Sukanya Verma of Rediff.com wrote: "Kartik's No Allu Arjun" and went ahead to add on that: "It's nearly not enough to make an already brainless movie a better one." Rahul Desai in this review for Film Companion wrote: "A Kartik Aaryan Entertainer that forgets to entertain" whereas another critic labelled Aaryan as a "Royal Bore" synonymous to the film title. Nandini Ramnath of Scroll.in stated: "Rehash of Telugu hit is catnip for Kartik Aaryan fans" Dhaval Roy of The Times of India gave the film 3.5 stars out of 5, stating "With campy humour and action, this is just a mass entertainer". Saibal Chatterjee of NDTV stated: "Take Kartik Aaryan Out, There Might Not Be Much Left. The obsolescence of the film's essence is difficult to shrug off."
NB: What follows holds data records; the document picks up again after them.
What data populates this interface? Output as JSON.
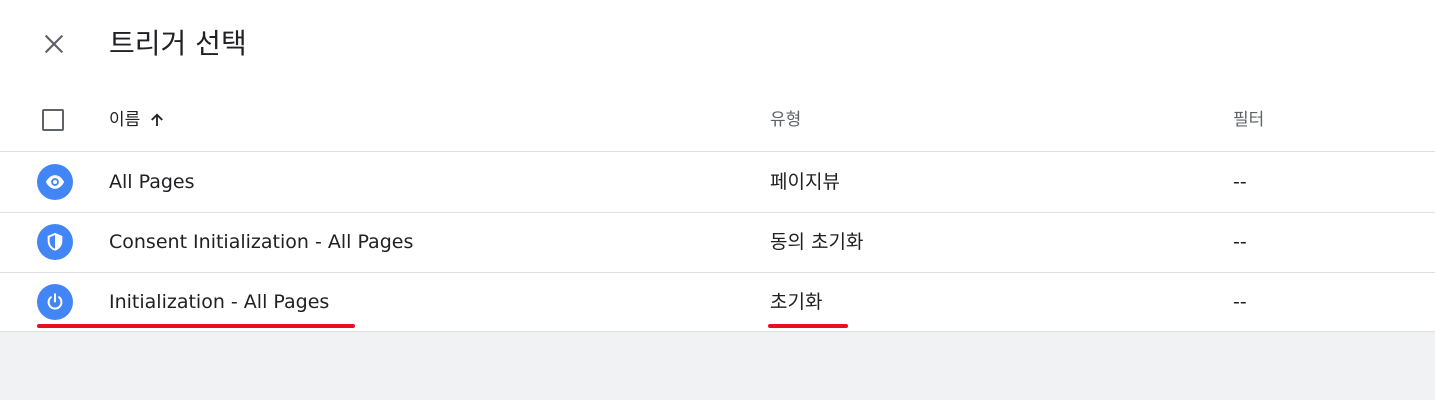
{
  "dialog": {
    "title": "트리거 선택",
    "close_icon": "close-icon"
  },
  "table": {
    "columns": {
      "name": "이름",
      "type": "유형",
      "filter": "필터"
    },
    "sort_icon": "arrow-up-icon",
    "rows": [
      {
        "icon": "eye-icon",
        "name": "All Pages",
        "type": "페이지뷰",
        "filter": "--"
      },
      {
        "icon": "shield-icon",
        "name": "Consent Initialization - All Pages",
        "type": "동의 초기화",
        "filter": "--"
      },
      {
        "icon": "power-icon",
        "name": "Initialization - All Pages",
        "type": "초기화",
        "filter": "--"
      }
    ]
  },
  "colors": {
    "icon_background": "#4285f4",
    "highlight_underline": "#e8101e"
  }
}
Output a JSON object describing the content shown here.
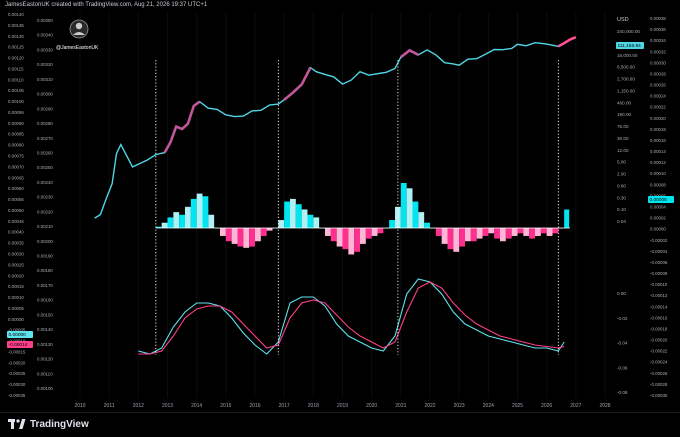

Shalini Langer of The Indian Express gave 0.5 out of 5 and stated: "Only Manisha Koirala and Ronit Roy come out of this Kartik Aaryan starrer with some dignity intact. That's more than can be said about the audience. It should be a crime to make such films in 21st century." Ziniya Bandhyopadhyay wrote for India Today that the film was a disappointment of massive proportions. India Today later included the film as one of the five worst Hindi films of 2023. In his review for The Hindu, Anuj wrote :Kartik Aaryan can't salvage this prince of pointless banter. It's the wrong vehicle to launch Kartik Aaryan into the universe of a mass entertainer. Pratyusha Mishra for The Quint called the film "A Royally Painful Massy Film" At Firstpost, Vinamra Mathur wrote: "The problem with the remake is it never earns the mood it wants to create." Devesh Sharma of Filmfare opined: "Don't expect anything to make sense because it doesn't. The original was extremely loud and over the top, so the remake can hardly be less so."